Het hele geval toont overigens weer eens aan in welke hachelijke positie de Hongaarse regering, en daarmee het land, zich eigenlijk bevindt: Al heeft de Hongaarse regering in 1943 niet eens echt moeite om 'orde en wet' in het land te handhaven, tòch wordt die ‘orde’ volledig onderuitgehaald door het 'recht van de sterkste': Nazi-Duitsland stelt tenslotte vast wat Hongarije kan en moet doen en laten, terwijl de Hongaarse regering er toch alles aan wil doen om de indruk te wekken dat Hongarije nog steeds een rechtsstaat is. Er wordt b.v. een commissie benoemd die, onder leiding van een staatssecretaris, procedures voor schadeloosstelling naar aanleiding van het genoemde bloedbad kan beginnen en zelfs wordt 90 % van de aanvragen tot schadeloosstelling goedgekeurd. [Kertész, 58]. Ondanks alle bange vermoedens van de premier wil hij op 5 december 1943 er in het parlement toch óók op wijzen dat hij beslist nog wel iets heeft bereikt, waarvan hij kan vermoeden dat het stand zal houden.

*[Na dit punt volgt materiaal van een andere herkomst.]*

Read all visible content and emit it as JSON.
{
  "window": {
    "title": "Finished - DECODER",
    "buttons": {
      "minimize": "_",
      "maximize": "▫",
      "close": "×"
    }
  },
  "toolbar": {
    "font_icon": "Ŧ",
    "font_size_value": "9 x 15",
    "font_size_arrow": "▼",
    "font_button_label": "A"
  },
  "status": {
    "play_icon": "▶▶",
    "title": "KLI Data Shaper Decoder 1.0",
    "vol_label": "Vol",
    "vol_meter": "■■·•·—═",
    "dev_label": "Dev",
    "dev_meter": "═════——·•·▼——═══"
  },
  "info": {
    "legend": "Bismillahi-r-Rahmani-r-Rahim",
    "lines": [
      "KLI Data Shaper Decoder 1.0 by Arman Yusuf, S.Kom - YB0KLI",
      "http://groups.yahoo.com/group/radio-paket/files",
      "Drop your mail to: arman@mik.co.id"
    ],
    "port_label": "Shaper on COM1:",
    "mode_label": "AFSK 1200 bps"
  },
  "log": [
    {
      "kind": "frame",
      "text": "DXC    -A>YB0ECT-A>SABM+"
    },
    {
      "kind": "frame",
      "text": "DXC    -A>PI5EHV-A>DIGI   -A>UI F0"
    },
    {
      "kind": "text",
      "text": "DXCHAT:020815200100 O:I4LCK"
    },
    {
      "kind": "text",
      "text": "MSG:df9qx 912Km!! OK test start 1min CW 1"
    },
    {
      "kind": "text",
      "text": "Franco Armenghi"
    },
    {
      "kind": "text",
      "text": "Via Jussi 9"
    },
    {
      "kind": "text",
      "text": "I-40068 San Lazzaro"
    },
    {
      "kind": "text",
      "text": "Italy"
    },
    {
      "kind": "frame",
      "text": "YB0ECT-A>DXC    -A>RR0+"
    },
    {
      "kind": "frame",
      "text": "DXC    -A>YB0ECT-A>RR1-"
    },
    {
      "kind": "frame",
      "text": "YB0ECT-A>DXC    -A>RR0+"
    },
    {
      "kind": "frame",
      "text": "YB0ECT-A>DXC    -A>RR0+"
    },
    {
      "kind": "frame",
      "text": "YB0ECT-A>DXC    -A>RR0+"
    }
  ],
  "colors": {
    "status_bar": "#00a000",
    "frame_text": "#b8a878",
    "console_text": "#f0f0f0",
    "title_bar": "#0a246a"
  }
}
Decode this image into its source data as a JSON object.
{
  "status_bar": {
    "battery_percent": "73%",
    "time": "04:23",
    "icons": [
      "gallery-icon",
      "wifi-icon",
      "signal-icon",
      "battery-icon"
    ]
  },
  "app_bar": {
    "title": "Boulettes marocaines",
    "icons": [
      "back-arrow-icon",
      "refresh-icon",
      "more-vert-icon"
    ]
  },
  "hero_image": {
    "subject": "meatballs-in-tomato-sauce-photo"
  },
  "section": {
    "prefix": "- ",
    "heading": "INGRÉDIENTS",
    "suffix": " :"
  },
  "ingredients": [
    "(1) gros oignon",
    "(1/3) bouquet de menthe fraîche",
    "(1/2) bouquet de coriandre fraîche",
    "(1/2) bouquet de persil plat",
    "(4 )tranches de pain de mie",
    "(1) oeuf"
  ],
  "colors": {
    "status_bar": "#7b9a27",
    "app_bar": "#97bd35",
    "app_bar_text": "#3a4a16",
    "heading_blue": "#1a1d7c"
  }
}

Kállay heeft b.v. als premier dan toch maar heel wat grond in handen van Magyaarse boeren gespeeld, één miljoen kad. juk., en daarop is hij dan toch trots. Hieruit blijkt ook een stukje oud nationalisme van de landjonker, dat zich kant tegen b.v. Volksduitsers en Joden in Hongarije. Intussen is n.l. ook heel wat voormalig Joods grondbezit onteigend, na in werking treden van de wet XV van 1942. [Weidlein, Antisemitismus, 161]. Toch heeft Kállay waarschijnlijk overdreven want het onteigende Joodse bezit -volgens Duitse bron 1,2 mln. kad. juk- is zeker niet zonder meer in handen van Hongaarse boeren gekomen! [Confidential Papers, noot, 222/223].
Voor veel nationalistische Hongaren ligt het nu ook nog in de lijn der verwachting dat althans een deel van het grondbezit van bewust "Volksdeutsche" boeren in Hongarije ook nog wordt onteigend. Ook zij vormen een niet-Magyaarse minderheid in Hongarije en evenals de Joden associëren zij zich ook sterk met het Hongaarse vaderland, hoewel dat voor sommige chauvinistische Magyaren lang niet genoeg is.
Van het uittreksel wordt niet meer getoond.